Dalam Gouvernements Bedrijf Der Telefonie Gids Voor Solo Uitgave Septermber 1930 No. 70 (hal. 5) disebutkan bahwa, Hotel Rusche berada di Lodjiwoeroeng. Lodjiwoeroeng merupakan sebutan nama daerah yang pernah akrab di kalangan masyarakat Solo. Daerahnya dari Gladag ke utara sampai Jembatan Arifin, terus ke barat sampai Pring Gading lalu ke selatan hingga pertigaan Jalan Imam Bonjol – Jalan Slamet Riyadi, dan kemudian ke timur sampai ke Gladag lagi.
Menurut catatan sejarah, Hotel Rusche didirikan pada akhir abad ke-19 oleh Albert Rusche, seorang pengusaha Belanda yang memiliki banyak usaha di Solo. Usahanya diawali dari percetakan dan penerbitan (drukkerij) Albert Rusche & Co., kemudian merambah ke perhotelan, properti (onroerend goed), dan perdagangan ekspor impor.
Hotel Rusche Solo (Sumber: https://ruschefamily.com/) |
Albert Rusche lahir di Amsterdam pada 28 Juli 1851 dari pasangan Roelof Rusche dan Alberta Wilhelmina Rusche. Ia menikah dengan Diena Jansen pada tahun 1884 di Bogor. Dari pernikahannya itu, ia dikaruniai 11 anak: Bertha de Wilde, Willem, Jootje, Annie, Albert, Alex, Theo, Dina, Albert Alwin Rusche, Adolph Heinrich Christian Rusche, dan Joopie.
Seperti halnya dengan Hotel Slier, Hotel Rusche merupakan salah satu hotel ternama di Kota Solo. Raja Chulalongkorn dari Siam (kini Thailand) pernah menginap di hotel ini ketika mengunjungi Kraton Kasunanan Surakarta Hadiningrat dan Pura Mangkunegaran. Berita tentang menginapnya Raja Siam dimuat dalam surat kabar De Locomotief: Samarangsch handles-en advertentieblad, 27 Juni 1901.

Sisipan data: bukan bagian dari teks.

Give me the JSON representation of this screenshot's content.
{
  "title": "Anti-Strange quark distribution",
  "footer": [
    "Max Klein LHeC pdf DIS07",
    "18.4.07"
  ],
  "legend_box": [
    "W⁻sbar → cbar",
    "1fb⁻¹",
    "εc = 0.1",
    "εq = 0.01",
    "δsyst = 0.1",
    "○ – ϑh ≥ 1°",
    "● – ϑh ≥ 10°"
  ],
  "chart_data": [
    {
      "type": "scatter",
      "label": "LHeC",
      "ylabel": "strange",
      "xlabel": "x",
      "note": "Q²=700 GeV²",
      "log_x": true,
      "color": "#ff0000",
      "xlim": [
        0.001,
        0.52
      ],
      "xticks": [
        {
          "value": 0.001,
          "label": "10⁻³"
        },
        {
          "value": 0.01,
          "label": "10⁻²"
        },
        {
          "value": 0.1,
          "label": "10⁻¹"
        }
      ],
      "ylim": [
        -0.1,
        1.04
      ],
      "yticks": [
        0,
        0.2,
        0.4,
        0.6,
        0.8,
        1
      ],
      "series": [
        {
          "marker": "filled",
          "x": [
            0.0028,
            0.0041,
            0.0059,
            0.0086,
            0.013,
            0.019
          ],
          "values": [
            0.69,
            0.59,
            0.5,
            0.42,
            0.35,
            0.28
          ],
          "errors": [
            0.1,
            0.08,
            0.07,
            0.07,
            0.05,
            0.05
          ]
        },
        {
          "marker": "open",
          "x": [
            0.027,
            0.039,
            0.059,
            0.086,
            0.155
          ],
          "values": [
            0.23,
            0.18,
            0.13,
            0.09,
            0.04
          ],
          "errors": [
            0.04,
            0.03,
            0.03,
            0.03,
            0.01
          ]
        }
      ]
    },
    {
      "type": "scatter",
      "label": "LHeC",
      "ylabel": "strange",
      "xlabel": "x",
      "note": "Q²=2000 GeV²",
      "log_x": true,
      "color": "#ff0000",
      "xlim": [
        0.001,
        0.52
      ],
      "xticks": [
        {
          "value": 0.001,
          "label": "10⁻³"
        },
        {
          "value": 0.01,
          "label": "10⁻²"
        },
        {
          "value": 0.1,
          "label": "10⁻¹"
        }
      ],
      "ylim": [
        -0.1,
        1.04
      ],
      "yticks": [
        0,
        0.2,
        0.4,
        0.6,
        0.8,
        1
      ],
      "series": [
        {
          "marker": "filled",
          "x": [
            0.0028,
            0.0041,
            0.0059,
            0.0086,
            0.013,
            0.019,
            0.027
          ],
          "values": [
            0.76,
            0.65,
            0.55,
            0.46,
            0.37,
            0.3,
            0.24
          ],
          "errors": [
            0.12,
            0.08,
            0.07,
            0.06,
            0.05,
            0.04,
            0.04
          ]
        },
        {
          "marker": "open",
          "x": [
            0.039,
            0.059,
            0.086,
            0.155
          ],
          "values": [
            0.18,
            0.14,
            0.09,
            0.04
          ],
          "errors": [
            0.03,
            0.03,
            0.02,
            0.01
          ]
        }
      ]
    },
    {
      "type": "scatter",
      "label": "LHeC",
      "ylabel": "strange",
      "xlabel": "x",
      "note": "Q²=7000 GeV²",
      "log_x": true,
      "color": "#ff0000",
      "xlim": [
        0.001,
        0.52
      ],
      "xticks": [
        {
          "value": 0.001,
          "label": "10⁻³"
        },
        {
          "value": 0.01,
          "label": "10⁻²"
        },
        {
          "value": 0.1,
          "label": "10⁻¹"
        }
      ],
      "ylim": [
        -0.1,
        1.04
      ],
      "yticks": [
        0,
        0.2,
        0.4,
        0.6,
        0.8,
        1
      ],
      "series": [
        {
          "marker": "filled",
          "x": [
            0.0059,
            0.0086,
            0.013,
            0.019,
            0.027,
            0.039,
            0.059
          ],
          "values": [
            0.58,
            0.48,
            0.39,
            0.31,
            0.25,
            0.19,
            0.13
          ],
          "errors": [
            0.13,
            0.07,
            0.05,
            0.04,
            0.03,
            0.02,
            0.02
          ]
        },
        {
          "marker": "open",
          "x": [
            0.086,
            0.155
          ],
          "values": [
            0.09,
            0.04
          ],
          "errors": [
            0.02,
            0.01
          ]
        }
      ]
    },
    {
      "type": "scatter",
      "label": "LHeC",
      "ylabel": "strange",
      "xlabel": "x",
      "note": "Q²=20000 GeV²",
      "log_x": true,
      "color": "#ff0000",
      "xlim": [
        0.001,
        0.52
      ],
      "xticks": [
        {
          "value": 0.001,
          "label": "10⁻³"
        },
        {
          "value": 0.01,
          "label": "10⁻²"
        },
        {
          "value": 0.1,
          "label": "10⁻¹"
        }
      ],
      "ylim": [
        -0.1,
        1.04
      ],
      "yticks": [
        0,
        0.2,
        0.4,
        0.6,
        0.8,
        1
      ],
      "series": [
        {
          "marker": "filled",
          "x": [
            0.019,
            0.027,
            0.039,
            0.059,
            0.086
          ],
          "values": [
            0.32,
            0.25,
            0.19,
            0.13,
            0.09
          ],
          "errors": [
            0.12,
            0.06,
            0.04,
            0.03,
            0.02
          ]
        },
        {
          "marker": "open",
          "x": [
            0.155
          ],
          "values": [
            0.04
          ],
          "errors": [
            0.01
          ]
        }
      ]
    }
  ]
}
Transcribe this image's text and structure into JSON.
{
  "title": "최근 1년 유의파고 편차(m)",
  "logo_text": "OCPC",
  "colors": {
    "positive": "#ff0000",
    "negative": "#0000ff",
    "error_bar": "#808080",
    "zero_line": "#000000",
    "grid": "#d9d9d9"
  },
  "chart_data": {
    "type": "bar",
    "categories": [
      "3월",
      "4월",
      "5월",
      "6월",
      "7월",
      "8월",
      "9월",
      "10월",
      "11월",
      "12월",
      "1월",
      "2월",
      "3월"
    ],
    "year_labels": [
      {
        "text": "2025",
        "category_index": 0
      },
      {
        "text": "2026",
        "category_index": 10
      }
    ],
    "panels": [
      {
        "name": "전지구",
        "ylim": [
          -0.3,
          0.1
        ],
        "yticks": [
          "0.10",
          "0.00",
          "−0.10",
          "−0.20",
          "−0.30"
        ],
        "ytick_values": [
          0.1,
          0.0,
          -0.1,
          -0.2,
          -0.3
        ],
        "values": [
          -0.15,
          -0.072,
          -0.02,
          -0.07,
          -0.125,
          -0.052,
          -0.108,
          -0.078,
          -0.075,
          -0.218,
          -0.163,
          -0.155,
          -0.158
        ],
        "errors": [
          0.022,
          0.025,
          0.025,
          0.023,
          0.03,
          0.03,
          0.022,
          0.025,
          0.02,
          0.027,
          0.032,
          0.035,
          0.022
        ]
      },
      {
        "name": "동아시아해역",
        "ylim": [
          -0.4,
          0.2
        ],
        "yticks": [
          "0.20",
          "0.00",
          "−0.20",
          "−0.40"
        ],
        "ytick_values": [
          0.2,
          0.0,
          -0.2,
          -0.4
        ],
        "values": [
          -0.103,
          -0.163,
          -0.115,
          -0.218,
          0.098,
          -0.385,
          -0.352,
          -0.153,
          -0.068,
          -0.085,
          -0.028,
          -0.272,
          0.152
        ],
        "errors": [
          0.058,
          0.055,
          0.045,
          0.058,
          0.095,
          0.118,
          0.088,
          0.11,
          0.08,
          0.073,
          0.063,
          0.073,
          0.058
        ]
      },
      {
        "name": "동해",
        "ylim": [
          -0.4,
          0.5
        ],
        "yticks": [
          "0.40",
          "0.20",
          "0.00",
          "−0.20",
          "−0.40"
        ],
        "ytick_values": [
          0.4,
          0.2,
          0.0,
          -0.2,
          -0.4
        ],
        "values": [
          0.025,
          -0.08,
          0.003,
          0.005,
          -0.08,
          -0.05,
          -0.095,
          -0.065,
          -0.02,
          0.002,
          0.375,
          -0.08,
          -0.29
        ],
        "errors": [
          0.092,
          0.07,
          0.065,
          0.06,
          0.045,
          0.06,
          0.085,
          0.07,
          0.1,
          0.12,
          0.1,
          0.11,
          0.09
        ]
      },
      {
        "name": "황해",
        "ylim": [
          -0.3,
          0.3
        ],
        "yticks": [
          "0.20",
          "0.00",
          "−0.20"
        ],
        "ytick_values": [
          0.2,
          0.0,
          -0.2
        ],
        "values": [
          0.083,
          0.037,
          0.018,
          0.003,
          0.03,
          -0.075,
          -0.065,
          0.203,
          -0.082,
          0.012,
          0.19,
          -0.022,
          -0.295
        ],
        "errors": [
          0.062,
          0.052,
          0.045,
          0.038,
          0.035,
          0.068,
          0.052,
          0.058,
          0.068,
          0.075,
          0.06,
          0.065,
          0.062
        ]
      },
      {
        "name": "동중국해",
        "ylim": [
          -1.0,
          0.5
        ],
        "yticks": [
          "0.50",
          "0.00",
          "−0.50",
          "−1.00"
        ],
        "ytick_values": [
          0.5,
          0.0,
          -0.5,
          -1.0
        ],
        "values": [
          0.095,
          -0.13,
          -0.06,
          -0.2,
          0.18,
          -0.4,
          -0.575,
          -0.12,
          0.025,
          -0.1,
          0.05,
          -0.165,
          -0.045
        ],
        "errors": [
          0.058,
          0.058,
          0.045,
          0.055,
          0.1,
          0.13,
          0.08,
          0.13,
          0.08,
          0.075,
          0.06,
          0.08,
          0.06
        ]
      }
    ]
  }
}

Hotel Rusche memiliki dua lantai, dan di atas teras depan (voor galerij) terlihat balkon untuk melihat pemandangan yang ada di depan hotel. Gaya arsitektur bangunan hotel ini pada situasi perkembangan arsitektur pada akhir abad ke 19 di Hindia Belanda, yaitu gaya arsitektur transisi. Pada umumnya arsitektur transisi ini mempunyai bentuk denah yang hampir mirip dengan arsitektur Indische Empire. Hal yang membuat arsitektur peralihan terlihat berbeda dengan Indische Empire adalah tidak adanya pilar bergaya Yunani atau Romawi sebagai ciri khasnya.
Seperti hotel-hotel terkenal di kota-kota besar di Hindia Belanda, Hotel Rusche juga mengiklankan jasa perhotelan yang dimilikinya dengan berbagai fasilitas seperti fasilitas 52 kamar lengkap dengan penerangan listrik, servis makanan, serta garasi yang bisa memuat empat buah mobil.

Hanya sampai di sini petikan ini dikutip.